Although many Chinese people don’t know much about Ireland, and the cultural differences and language barriers are considerable, Markey believes the Irish and the Chinese get along well.
“The Chinese have this reputation of working crazy hours and all the rest of it but that’s not the whole story,” he says. “They quite like going out for a nice dinner and having fun with people.
“That’s really when the Irish attitude to having fun and letting the hair down a bit can really help with developing relationships.”
On a visit to Australia last year, Ian Lahiffe noticed how many brands of kombucha were on sale, each making claims about its health benefits. In China, where Lahiffe has lived for 14 years and where the concept of fermented tea originates, the product is scarcely available at all and he saw an opportunity.
Working with his friend Enda Winters, a brewer who lived in China but now works at Teeling Whiskey in Dublin, Lahiffe decided to develop his own brand of kombucha called Just Be Cha.
“We started with the very best tea we could find in China, which is this green tea in Chongqing that has the highest levels of polyphenols and the clearest health benefits,” he says. “We developed something, I think, that means that when people now engage with kombucha, hopefully in China, it might be a pleasant experience.”
Lahiffe launched his kombucha last month and a number of bars in Beijing and Shanghai are stocking it. Most of the marketing and sales are on social media and ecommerce platforms. These facilitate distinct marketing strategies for specific demographics, including women between 35 and 50, older people who remember drinking home-made kombucha as children and teenagers, who are the biggest consumers of the drink in the United States.
“The beverage market is still quite strong. So while obviously it’s going to be a challenge to get the price point and the volume, I think we’re very positive about it,” he says.
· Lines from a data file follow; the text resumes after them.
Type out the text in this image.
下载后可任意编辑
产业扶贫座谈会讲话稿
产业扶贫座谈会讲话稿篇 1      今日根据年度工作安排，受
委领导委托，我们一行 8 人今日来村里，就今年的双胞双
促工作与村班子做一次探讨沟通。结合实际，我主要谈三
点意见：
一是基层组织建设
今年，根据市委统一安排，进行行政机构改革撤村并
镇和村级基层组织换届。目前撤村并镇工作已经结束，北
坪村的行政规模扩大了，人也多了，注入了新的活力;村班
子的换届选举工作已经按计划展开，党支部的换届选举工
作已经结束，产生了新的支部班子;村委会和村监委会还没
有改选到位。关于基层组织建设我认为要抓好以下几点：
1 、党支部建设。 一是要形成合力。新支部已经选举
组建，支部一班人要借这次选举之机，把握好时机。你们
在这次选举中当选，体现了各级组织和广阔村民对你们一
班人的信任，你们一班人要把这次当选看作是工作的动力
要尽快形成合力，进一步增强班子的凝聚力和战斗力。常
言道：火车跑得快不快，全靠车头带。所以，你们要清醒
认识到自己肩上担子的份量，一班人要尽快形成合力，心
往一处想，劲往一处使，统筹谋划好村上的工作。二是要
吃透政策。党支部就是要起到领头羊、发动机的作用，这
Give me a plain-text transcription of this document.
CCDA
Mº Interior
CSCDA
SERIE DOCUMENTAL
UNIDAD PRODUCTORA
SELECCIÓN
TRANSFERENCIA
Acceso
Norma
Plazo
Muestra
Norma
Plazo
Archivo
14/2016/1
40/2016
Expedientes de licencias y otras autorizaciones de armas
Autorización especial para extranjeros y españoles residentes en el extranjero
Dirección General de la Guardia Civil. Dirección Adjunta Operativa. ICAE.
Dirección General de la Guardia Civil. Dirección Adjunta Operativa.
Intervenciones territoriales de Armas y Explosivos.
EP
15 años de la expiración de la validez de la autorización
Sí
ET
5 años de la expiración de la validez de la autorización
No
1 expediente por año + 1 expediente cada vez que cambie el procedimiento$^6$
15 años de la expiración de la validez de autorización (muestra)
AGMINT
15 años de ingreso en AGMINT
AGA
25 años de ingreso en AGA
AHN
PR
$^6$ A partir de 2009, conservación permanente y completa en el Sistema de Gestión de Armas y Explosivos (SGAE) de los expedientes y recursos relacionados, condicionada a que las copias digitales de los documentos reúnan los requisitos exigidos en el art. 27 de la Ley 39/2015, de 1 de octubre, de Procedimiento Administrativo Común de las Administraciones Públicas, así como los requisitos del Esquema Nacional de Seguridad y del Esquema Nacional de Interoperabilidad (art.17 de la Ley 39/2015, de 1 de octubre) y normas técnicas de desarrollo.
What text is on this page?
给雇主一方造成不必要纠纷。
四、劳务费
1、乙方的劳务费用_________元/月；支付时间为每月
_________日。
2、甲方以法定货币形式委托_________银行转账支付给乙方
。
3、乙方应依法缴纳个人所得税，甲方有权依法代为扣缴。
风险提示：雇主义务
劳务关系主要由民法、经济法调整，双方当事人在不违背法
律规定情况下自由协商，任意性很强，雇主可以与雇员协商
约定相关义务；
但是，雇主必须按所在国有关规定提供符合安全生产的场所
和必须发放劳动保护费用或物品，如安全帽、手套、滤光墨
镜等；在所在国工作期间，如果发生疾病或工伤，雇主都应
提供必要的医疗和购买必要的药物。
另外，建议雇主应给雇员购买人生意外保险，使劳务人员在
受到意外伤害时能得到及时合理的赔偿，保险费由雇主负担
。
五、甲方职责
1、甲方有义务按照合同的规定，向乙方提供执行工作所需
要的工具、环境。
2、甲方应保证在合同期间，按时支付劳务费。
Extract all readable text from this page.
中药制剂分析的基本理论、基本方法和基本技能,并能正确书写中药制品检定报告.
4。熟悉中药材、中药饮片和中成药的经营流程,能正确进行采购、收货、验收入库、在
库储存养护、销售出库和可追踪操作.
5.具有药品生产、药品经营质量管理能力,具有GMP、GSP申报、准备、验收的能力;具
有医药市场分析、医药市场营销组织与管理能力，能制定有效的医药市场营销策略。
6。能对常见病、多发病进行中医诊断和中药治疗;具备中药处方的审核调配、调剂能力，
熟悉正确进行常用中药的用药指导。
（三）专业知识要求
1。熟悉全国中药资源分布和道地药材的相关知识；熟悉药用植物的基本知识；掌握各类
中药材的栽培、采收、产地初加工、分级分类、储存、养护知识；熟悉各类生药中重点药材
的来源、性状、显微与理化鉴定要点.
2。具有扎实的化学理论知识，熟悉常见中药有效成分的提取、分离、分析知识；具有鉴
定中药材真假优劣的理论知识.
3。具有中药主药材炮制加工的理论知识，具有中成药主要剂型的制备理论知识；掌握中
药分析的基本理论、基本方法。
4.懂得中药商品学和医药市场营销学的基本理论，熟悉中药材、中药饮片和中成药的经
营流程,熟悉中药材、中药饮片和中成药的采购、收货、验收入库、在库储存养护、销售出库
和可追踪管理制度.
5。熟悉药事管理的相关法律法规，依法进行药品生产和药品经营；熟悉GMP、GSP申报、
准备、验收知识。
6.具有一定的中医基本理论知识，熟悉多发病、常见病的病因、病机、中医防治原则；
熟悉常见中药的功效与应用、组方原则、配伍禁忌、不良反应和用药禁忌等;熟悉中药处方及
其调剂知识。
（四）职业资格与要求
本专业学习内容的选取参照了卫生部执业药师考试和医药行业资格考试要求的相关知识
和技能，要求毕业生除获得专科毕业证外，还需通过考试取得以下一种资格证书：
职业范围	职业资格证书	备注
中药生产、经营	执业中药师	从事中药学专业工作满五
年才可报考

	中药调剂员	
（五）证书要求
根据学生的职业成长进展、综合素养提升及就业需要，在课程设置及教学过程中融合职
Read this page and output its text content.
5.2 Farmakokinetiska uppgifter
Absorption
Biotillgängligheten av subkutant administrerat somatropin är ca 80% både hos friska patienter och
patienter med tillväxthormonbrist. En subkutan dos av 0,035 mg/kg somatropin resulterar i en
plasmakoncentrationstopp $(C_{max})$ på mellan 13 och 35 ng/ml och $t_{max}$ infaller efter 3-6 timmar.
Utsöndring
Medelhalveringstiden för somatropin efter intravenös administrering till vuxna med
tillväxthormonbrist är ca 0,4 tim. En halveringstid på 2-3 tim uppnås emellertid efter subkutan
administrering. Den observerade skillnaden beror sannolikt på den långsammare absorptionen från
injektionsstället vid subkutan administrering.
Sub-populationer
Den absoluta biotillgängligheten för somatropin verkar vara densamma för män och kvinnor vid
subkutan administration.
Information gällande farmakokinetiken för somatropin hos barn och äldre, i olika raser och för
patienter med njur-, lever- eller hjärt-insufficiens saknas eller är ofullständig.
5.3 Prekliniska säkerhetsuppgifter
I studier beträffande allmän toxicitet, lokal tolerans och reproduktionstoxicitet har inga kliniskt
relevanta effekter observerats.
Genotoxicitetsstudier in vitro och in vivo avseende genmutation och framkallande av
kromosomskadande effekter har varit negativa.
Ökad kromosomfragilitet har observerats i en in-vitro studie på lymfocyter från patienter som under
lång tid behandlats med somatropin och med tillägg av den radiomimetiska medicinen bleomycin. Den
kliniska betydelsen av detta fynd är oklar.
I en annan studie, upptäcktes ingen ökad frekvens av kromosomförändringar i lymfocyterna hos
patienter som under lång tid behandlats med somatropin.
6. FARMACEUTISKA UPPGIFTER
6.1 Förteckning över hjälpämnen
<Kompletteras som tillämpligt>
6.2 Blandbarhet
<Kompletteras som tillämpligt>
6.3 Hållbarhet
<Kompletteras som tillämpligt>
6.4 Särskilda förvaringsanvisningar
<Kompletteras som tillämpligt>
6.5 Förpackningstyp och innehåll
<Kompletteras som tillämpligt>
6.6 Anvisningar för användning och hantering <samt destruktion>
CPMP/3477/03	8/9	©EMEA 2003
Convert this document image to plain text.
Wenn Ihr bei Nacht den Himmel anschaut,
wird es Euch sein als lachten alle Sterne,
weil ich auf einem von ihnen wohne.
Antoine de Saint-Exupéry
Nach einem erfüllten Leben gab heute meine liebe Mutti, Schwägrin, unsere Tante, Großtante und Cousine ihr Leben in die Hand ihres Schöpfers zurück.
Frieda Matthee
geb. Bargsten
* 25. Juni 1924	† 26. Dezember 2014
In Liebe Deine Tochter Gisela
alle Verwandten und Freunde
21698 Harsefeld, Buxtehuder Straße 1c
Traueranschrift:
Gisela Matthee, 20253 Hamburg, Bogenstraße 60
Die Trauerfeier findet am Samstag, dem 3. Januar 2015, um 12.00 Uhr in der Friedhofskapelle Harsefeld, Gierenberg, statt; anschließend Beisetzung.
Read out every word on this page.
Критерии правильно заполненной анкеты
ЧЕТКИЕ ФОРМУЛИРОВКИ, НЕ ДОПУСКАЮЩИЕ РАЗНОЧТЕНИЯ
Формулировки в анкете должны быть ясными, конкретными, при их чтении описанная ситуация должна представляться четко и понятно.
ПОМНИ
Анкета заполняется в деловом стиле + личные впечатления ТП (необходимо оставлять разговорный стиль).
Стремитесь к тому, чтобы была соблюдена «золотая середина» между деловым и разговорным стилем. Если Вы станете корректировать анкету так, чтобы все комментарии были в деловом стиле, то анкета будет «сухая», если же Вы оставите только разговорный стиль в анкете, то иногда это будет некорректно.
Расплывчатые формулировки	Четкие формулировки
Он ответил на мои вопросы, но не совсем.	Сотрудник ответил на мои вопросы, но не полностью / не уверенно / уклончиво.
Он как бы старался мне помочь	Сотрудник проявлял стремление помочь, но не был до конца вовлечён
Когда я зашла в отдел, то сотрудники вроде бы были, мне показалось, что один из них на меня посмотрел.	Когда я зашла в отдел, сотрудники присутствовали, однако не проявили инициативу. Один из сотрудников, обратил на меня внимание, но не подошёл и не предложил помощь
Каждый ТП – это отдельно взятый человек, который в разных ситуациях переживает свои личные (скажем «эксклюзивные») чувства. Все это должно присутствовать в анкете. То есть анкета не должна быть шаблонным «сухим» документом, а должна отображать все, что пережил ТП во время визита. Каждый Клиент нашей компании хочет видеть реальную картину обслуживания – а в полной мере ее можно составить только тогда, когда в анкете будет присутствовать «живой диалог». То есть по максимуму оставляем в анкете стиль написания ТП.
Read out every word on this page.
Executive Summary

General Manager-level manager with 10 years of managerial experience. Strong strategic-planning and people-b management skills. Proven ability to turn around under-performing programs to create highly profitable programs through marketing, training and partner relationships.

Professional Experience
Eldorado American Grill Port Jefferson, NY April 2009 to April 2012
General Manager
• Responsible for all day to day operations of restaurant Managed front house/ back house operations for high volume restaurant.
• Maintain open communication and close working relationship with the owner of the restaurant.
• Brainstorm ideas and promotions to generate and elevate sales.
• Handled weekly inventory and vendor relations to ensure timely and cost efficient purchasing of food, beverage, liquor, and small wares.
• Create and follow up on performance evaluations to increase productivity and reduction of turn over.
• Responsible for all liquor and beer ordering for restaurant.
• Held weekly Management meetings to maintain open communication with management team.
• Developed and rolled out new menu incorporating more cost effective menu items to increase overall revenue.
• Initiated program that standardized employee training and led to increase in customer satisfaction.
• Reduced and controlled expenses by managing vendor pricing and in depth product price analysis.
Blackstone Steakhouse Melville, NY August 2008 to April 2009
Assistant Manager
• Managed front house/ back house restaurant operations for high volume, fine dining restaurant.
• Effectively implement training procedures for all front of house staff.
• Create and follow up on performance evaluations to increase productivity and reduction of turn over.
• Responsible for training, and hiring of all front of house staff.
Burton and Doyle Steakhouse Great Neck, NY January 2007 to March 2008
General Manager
Born in Gort, Co Galway, Lahiffe studied music at Trinity College Dublin and international relations at the School of Oriental and African Studies in London before working as an intern at the European Union delegation in Beijing. After a year there, he won a scholarship to study Mandarin full-time at a Chinese university, becoming proficient in the language.
After working in Beijing for a number of companies, including Alltech and Merck, Lahiffe started his own advisory business in 2021, representing a number of Irish companies in China and investing in different types of technologies. He has now invested in nine companies, including one that uses artificial intelligence to control lasers to scare birds away from farm land and others that make different technologies for large farms.
He says most Irish companies will need a budget of about €1 million to make a proper market entry and that if they are not already exporting successfully in Europe, they are unlikely to succeed in China. He also warns against choosing the first English-speaking person you meet at a trade fair as your representative in the Chinese market.
Lahiffe identifies the work ethic and the speed of decision-making and action among the advantages of doing business in China, but fierce competition has led to overcapacity in many industries. He warns of what he calls the “grey zone”, where contracts remain negotiable after they are signed, and capricious government bureaucracy which can be challenging.
“What I look for in a business partner is somebody who has that, I wouldn’t say demented energy, but somebody who would thrive in a Kafka novel. I think that’s what I look for,” he said.